McIlroy finds friendly support on flag issue

Fellow Ulsterman McDowell expects people to respect the decision on the Rio Olympics

Graeme McDowell expects that people will support Rory McIlroy’s decision to play with Ireland for the Rio Olympic games in 2016. Photograph: Mike Ehrmann/Getty Images

Graeme McDowell expects that people will support Rory McIlroy’s decision to play with Ireland for the Rio Olympic games in 2016. Photograph: Mike Ehrmann/Getty Images


Graeme McDowell is a popular interviewee, displaying a candour that’s as crisp as his short irons. He generally doesn’t need a leg-up when it comes to generating interesting copy but on a day when Rory McIlroy declared an intention to play for Ireland in the 2016 Olympics, McDowell’s opinion was precious, gilt edged.

They’ve represented Ireland and Europe as a partnership, enjoyed the occasionally choppy waters of friendship and spent a great deal of time in each other’s company. They also share a Northern Ireland heritage that while not identical is conversant with the divergent political and religious divots.

McDowell admitted: “I think it was a contentious, complicated, complex issue that I suppose could have been settled very quickly with a straight answer. To have Rory representing Ireland in the Olympic Games is very special. I’m glad he’s committed. That’s all. I hope to be there alongside him.”

He was asked to elaborate a little on the complexity of the decision that Rory faced. McDowell continued: “We are in a very unique scenario in Northern Ireland. We have sports which have all-Ireland teams and we have sports which are split. Obviously soccer is two teams and rugby is one team.

“To me golf is always an all-Ireland sport. I grew up wanting to wear the green blazer with a shamrock on it and a green golf bag with the Ireland logo on it. That’s what I wanted when I was a kid.

“So it makes sense that the best players in Ireland, whether it be north or south of the border, should want to represent Ireland in the Olympic Games. It’s a very difficult decision. If you want to get religious or political about it, you are going to upset someone theoretically.”

McDowell is delighted that McIlroy has brought an end to the conjecture; they are both committed to Ireland. “(For my part) I’m committed to Ireland, hoping to represent them in the Olympic Games in 2016.”

There’ll be a certain sentiment for McDowell this week as it was 12 years ago at Fota Island that he collected his first pay cheque in his second tournament as a professional golfer. He received €14,000. Since then he’s made the cut six times in the Irish Open, his best finish, a tie for 11th place at Baltray in 2004.

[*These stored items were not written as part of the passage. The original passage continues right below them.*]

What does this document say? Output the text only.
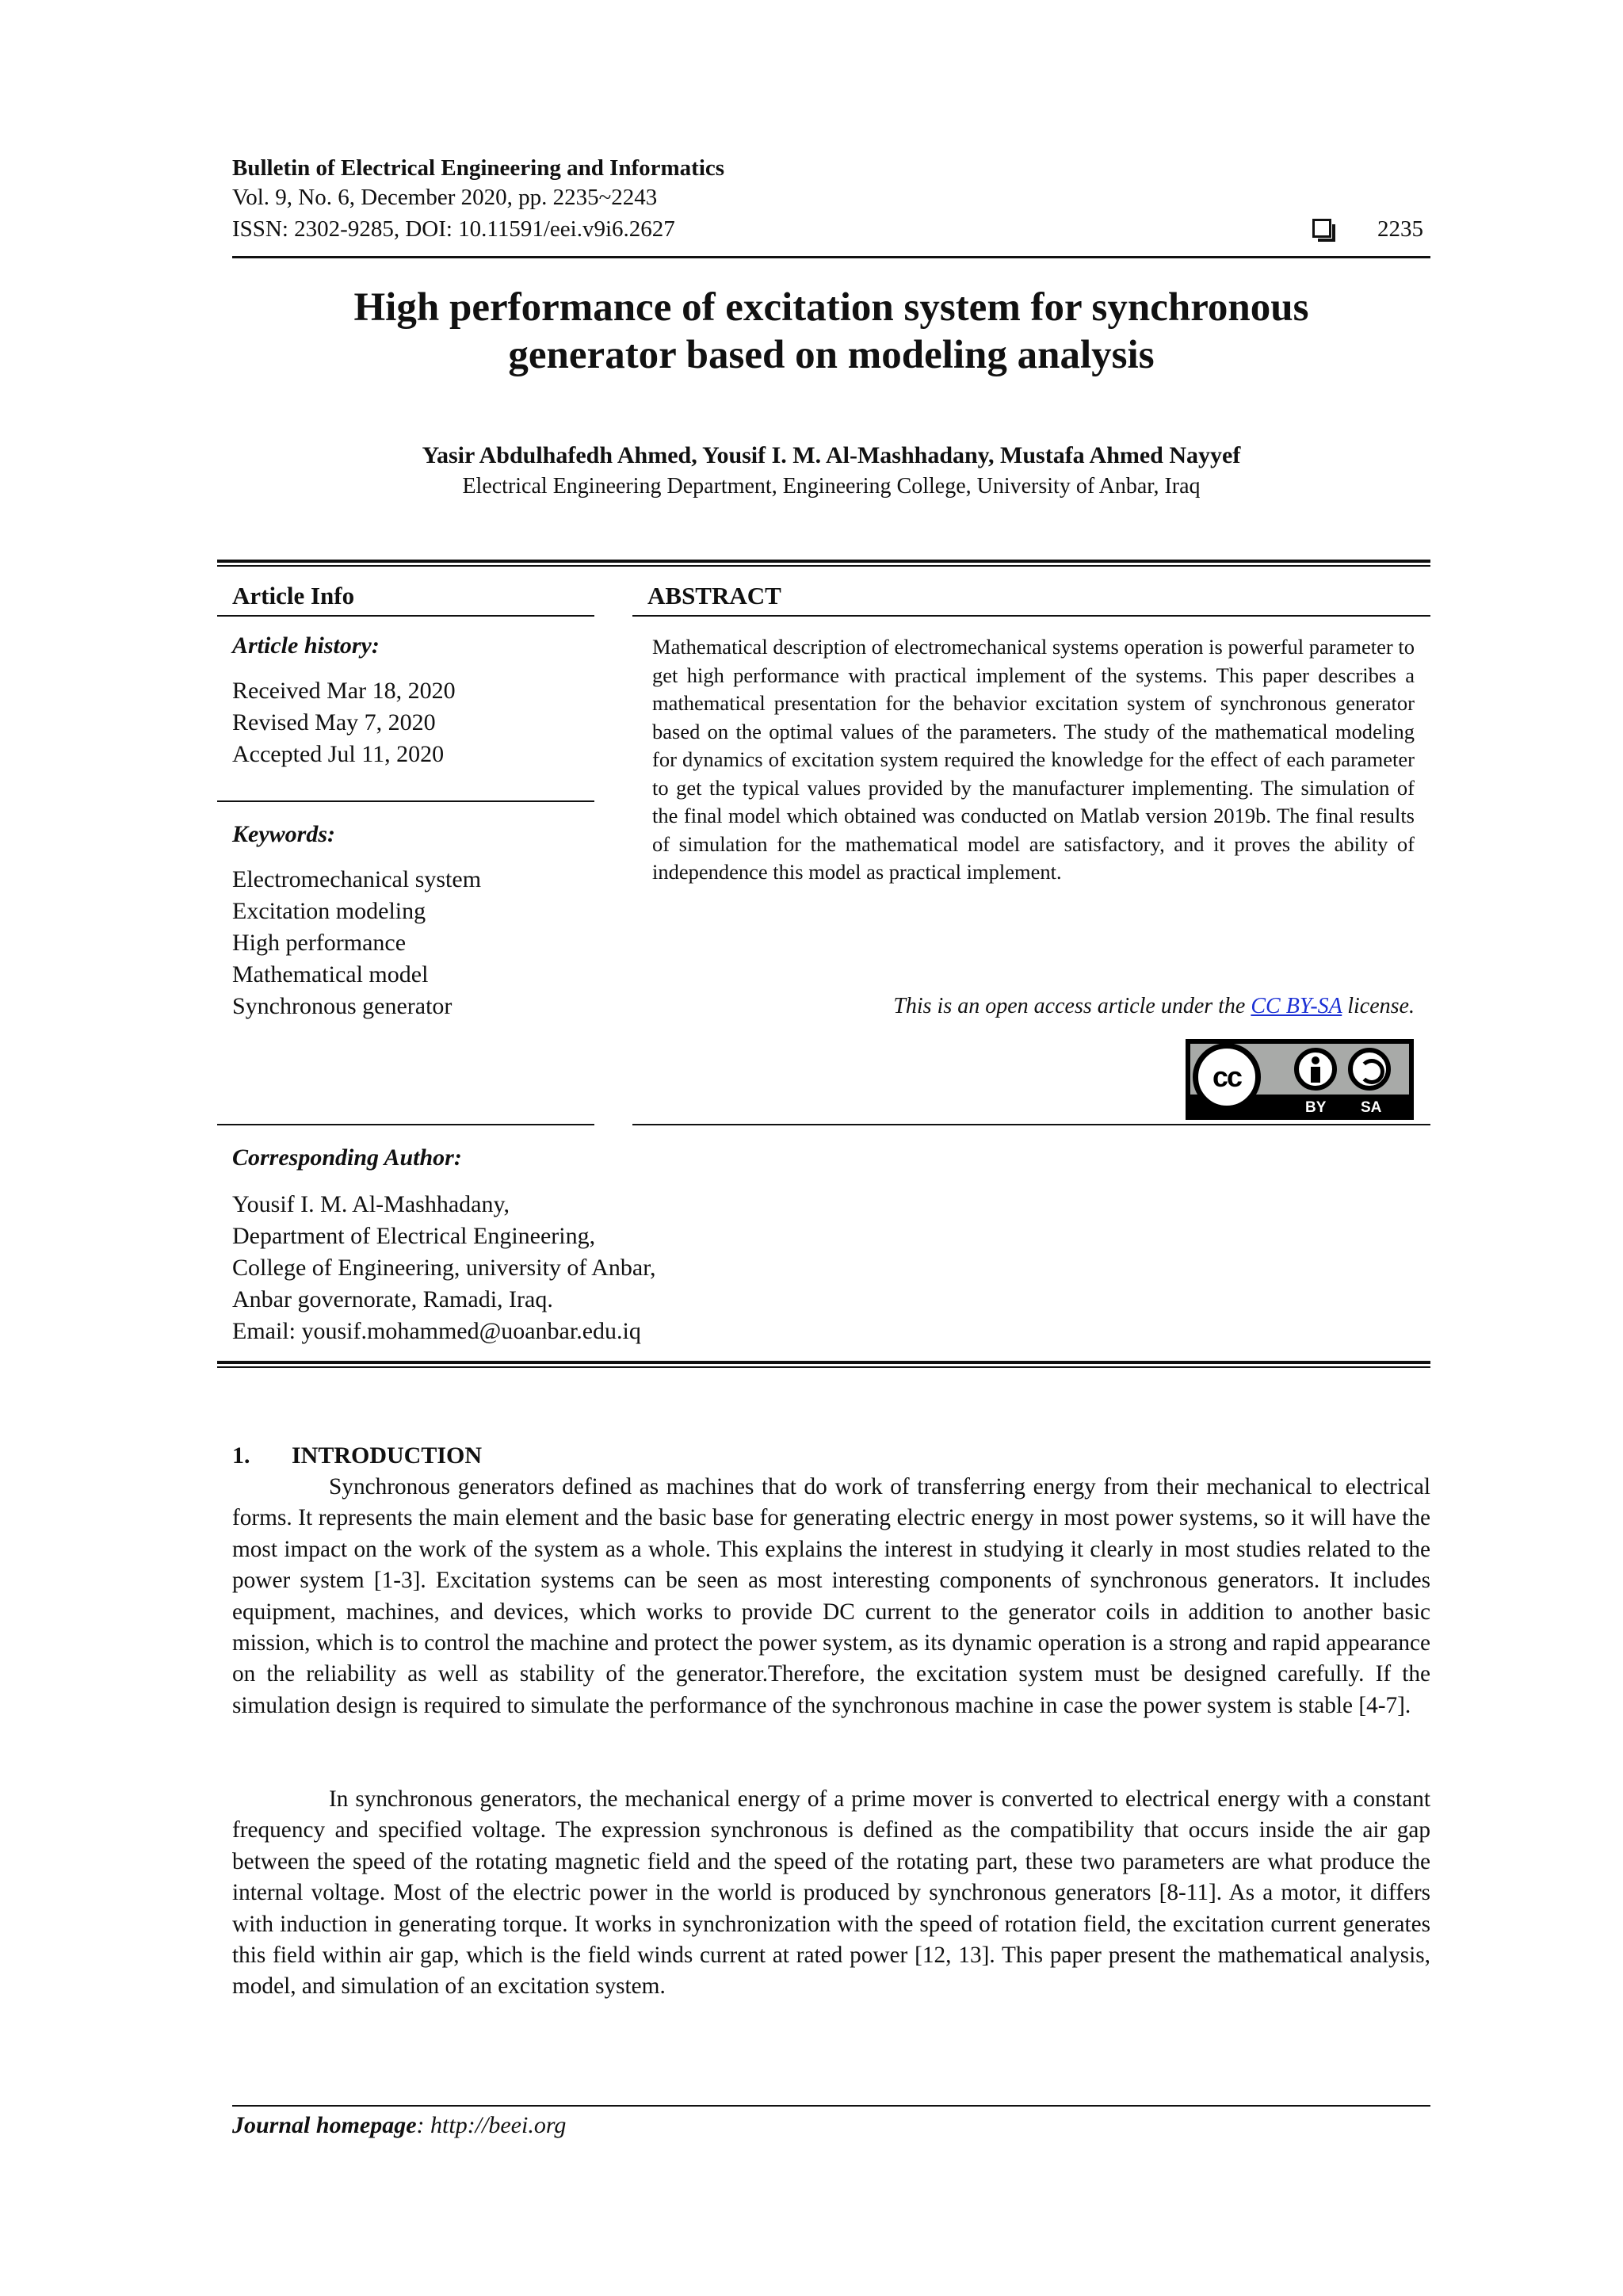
Bulletin of Electrical Engineering and Informatics
Vol. 9, No. 6, December 2020, pp. 2235~2243
ISSN: 2302-9285, DOI: 10.11591/eei.v9i6.2627	2235
High performance of excitation system for synchronous
generator based on modeling analysis
Yasir Abdulhafedh Ahmed, Yousif I. M. Al-Mashhadany, Mustafa Ahmed Nayyef
Electrical Engineering Department, Engineering College, University of Anbar, Iraq
Article Info
Article history:
Received Mar 18, 2020
Revised May 7, 2020
Accepted Jul 11, 2020
Keywords:
Electromechanical system
Excitation modeling
High performance
Mathematical model
Synchronous generator
ABSTRACT
Mathematical description of electromechanical systems operation is powerful parameter to get high performance with practical implement of the systems. This paper describes a mathematical presentation for the behavior excitation system of synchronous generator based on the optimal values of the parameters. The study of the mathematical modeling for dynamics of excitation system required the knowledge for the effect of each parameter to get the typical values provided by the manufacturer implementing. The simulation of the final model which obtained was conducted on Matlab version 2019b. The final results of simulation for the mathematical model are satisfactory, and it proves the ability of independence this model as practical implement.
This is an open access article under the CC BY-SA license.
cc
BY SA
Corresponding Author:
Yousif I. M. Al-Mashhadany,
Department of Electrical Engineering,
College of Engineering, university of Anbar,
Anbar governorate, Ramadi, Iraq.
Email: yousif.mohammed@uoanbar.edu.iq
1. INTRODUCTION

Synchronous generators defined as machines that do work of transferring energy from their mechanical to electrical forms. It represents the main element and the basic base for generating electric energy in most power systems, so it will have the most impact on the work of the system as a whole. This explains the interest in studying it clearly in most studies related to the power system [1-3]. Excitation systems can be seen as most interesting components of synchronous generators. It includes equipment, machines, and devices, which works to provide DC current to the generator coils in addition to another basic mission, which is to control the machine and protect the power system, as its dynamic operation is a strong and rapid appearance on the reliability as well as stability of the generator.Therefore, the excitation system must be designed carefully. If the simulation design is required to simulate the performance of the synchronous machine in case the power system is stable [4-7].

In synchronous generators, the mechanical energy of a prime mover is converted to electrical energy with a constant frequency and specified voltage. The expression synchronous is defined as the compatibility that occurs inside the air gap between the speed of the rotating magnetic field and the speed of the rotating part, these two parameters are what produce the internal voltage. Most of the electric power in the world is produced by synchronous generators [8-11]. As a motor, it differs with induction in generating torque. It works in synchronization with the speed of rotation field, the excitation current generates this field within air gap, which is the field winds current at rated power [12, 13]. This paper present the mathematical analysis, model, and simulation of an excitation system.

Journal homepage: http://beei.org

So what does he recall of the Fota Island course in 2002? I don’t really remember much apart from a few holes here and there. I was definitely still the rabbit in headlights in taking it all in. I am pleasantly surprised how picturesque this place is and how good the golf course played. There’s a lot of really tough tee shots.

“The rough is thick, (which places) a real premium on accuracy off the tee. It’s (the course) long in places but you do get a lot of medium and short irons in your hand at times. It is a course that you can really score on. It feels like the proverbial walk in the park after Pinehurst No. 2. Golf feels fun again.”